Sunday, June 12, 2005

FLORIDA SUNDAY EDITORIAL ROUNDUP

Starting as always here at home, the Lakeland Ledger concentrates on what seems to be a sweetheart deal between the Bush administration and the well connected Collier family of South Florida, who the Interior Department's inspector general says was offered about $50 million too much for the oil and gas drilling rights on about 400,000 acres in Big Cypress Natrual Preserve three years ago. Congress refused to approve the deal. The Ledger editorial calls on the Senate Finance Committee to find out who was misleading who in this deal.

With Tropical Storm Arlene already brining an early start to the 2005 hurricane season, the Winter Haven News Chief reminds readers to prepare, and that today is the last day of the state tax holiday on storm supplies.

Arlene is also on the mind of the Pensacola News Journal, who says that her arrival should provide additional reasoning for the state to respond to a request by the Escambia County Commission to help in cleaning up debris --- much of it still left from Ivan --- from along the area's state roads.

Politics is on the mind of the Orlando Sentinel editorial board, asking incumbant U.S. Senator Bill Nelson (D - FL) and Republican challenger Congresswoman Katherine Harris (R - Sarasota)(and other possible challengers, I'm sure) to keep their campaigns clean and free of personal attacks.

Today's Tampa Tribune opinion is that Hillsborough County's indigent health care panel needs to seek long term solutions to providing quality care against wildly rising costs instead of a Band-Aid type short term fix when it presents it's recomendations to the county commission in four months.

Back on the east coast, the enviroment is the subject of today's editorial in the Daytona Beach News-Journal. It calls for concerted efforts at all levels of government and increased international cooperation to protect coral reefs which are critical to most marine life.

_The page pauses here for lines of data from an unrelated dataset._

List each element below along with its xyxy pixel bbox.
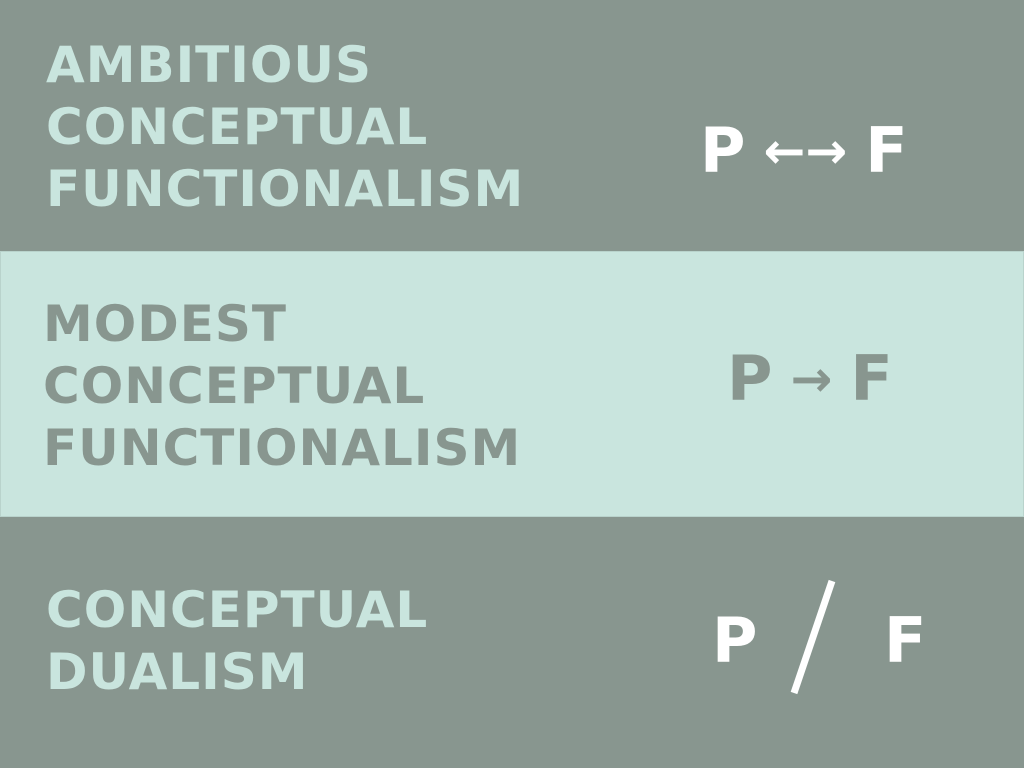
formula-f: F xyxy=(884,604,927,677)
label-line: CONCEPTUAL xyxy=(43,357,426,415)
formula-p: P xyxy=(712,604,758,677)
formula-p: P xyxy=(700,114,746,187)
formula-f: F xyxy=(850,342,893,415)
slash-separator-icon xyxy=(790,579,836,695)
row-label: MODEST CONCEPTUAL FUNCTIONALISM xyxy=(43,293,521,479)
formula-f: F xyxy=(865,114,908,187)
right-arrow-icon: → xyxy=(790,350,833,408)
double-arrow-icon: ←→ xyxy=(763,122,848,180)
label-line: FUNCTIONALISM xyxy=(43,419,522,477)
label-line: DUALISM xyxy=(46,643,309,701)
label-line: MODEST xyxy=(43,295,288,353)
slide: AMBITIOUS CONCEPTUAL FUNCTIONALISM P ←→ F … xyxy=(0,0,1024,768)
row-label: CONCEPTUAL DUALISM xyxy=(46,579,428,703)
formula-conditional: P → F xyxy=(727,348,893,410)
row-ambitious-conceptual-functionalism: AMBITIOUS CONCEPTUAL FUNCTIONALISM P ←→ F xyxy=(0,0,1024,251)
row-conceptual-dualism: CONCEPTUAL DUALISM P F xyxy=(0,517,1024,768)
formula-biconditional: P ←→ F xyxy=(700,120,908,182)
row-modest-conceptual-functionalism: MODEST CONCEPTUAL FUNCTIONALISM P → F xyxy=(0,251,1024,517)
label-line: AMBITIOUS xyxy=(46,36,372,94)
row-label: AMBITIOUS CONCEPTUAL FUNCTIONALISM xyxy=(46,34,524,220)
label-line: CONCEPTUAL xyxy=(46,98,429,156)
formula-p: P xyxy=(727,342,773,415)
label-line: FUNCTIONALISM xyxy=(46,160,525,218)
label-line: CONCEPTUAL xyxy=(46,581,429,639)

The St. Petersburg Times slams Philip A. Cooney, the Chief of Staff to the White House Council on Enviromental Quality as a revisionist who --- as the first to view scientific reports relating to climate change before being released publicly --- edits the text to the liking of his boss...President Bush...even if that means twisting the truth. Check out this story from Wednesday's New York Times for the details.

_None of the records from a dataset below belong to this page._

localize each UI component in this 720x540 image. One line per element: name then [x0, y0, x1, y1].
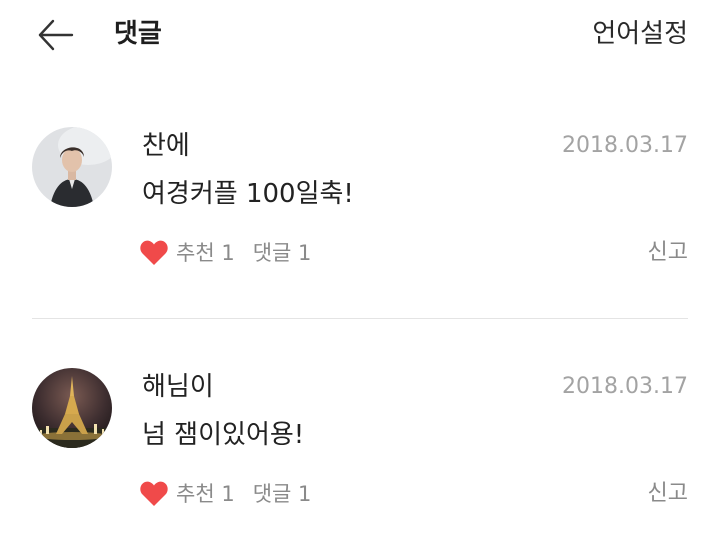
- comment-actions: 추천 1 댓글 1: [138, 478, 311, 510]
- page-title: 댓글: [114, 19, 162, 49]
- language-settings-button[interactable]: 언어설정: [592, 17, 688, 51]
- comment-item: 해님이 2018.03.17 넘 잼이있어용! 추천 1 댓글 1 신고: [0, 368, 720, 538]
- avatar[interactable]: [32, 127, 112, 207]
- report-button[interactable]: 신고: [648, 237, 688, 269]
- like-count[interactable]: 추천 1: [176, 479, 235, 509]
- avatar-photo-icon: [32, 368, 112, 448]
- like-count[interactable]: 추천 1: [176, 238, 235, 268]
- back-button[interactable]: [34, 14, 76, 56]
- avatar[interactable]: [32, 368, 112, 448]
- divider: [32, 318, 688, 319]
- heart-icon: [140, 240, 168, 265]
- comment-date: 2018.03.17: [562, 133, 688, 158]
- comment-item: 찬에 2018.03.17 여경커플 100일축! 추천 1 댓글 1 신고: [0, 127, 720, 297]
- comment-author[interactable]: 찬에: [142, 129, 190, 163]
- comment-actions: 추천 1 댓글 1: [138, 237, 311, 269]
- report-button[interactable]: 신고: [648, 478, 688, 510]
- comment-text: 넘 잼이있어용!: [142, 420, 305, 450]
- like-button[interactable]: [138, 478, 170, 510]
- avatar-photo-icon: [32, 127, 112, 207]
- comment-date: 2018.03.17: [562, 374, 688, 399]
- reply-count[interactable]: 댓글 1: [253, 479, 312, 509]
- like-button[interactable]: [138, 237, 170, 269]
- comment-text: 여경커플 100일축!: [142, 179, 354, 209]
- reply-count[interactable]: 댓글 1: [253, 238, 312, 268]
- heart-icon: [140, 481, 168, 506]
- arrow-left-icon: [38, 19, 74, 51]
- comment-author[interactable]: 해님이: [142, 370, 214, 404]
- top-bar: 댓글 언어설정: [0, 0, 720, 72]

Today's Sarasota Herald Tribune opinion piece deals with a House subcommittee vote last Thursday to slash funding for the Corporation for Public Broadcasting by 25 percent, noting that such a move would strangle public television and radio. One personal note here: At a time when the move to digital broadcasting is imminent within the next few years, it is most interesting that public television has been the real leader in that direction. PBS and NPR do a lot of things right on a fraction of the budget their commercial brethern have.

Naming a new school is the subject of today's editorial in the Ocala Star-Banner, suggesting that the Marion County School Board name it's new elementary school after the only Ocala-area soldier to receive the Medal of Honor, Hammett L. Bowen, Jr.

Just up the road, the Gainesville Sun opinion laments that 13 schools in Alachua County saw their FCAT scores go down this year, while only four saw theirs go up.

The Miami Herald focuses it's editorial on the South American nation of Bolivia, noting that the ouster of it's president and his predecessor by violent street demonstrations is a setback to democracy on the continent. It also suggests that the nation's new leaders should resist the temptation to nationalize it's energy resources.

Today's South Florida Sun-Sentinel asks those who are calling for the closing of the prison camp for terrorism suspects at Guantanamo Bay, Cuba...what's the alternative? It's opinion is that the suspects are potentially a grave threat to America, and closing the camp would achieve little or nothing.

The Naples Daily News is no fan of taxes, so it opposes an proposal for a one penny tax on tourism to be used for tourism advertising. It says if the hotels want it, they should collect it themselves and do their own advertising instead of relying on government.

This morning's Florida Times-Union in Jacksonville agrees with local officials who are planning cuts in the amount of city grants given to a variety of non-profit and other groups. A key change would limit the percentage of a group's overall budget can come from the city grant.

Florida Today supports the reopening by Attorney General Charlie Crist's office of the investigation into the Christmas 1951 murders of Mims residents and civil rights workers Harry T. Moore and his wife Harriette.

And the Palm Beach Post editorial tries to put down the claim of school voucher supporters that those who are against the idea are guilty of religious bigotry, noting that the modern Florida Constitution which was drafted in 1968 kept the state version of seperation of church and state to prevent a governor or legislature from using the state's treasury to advance or support one religion.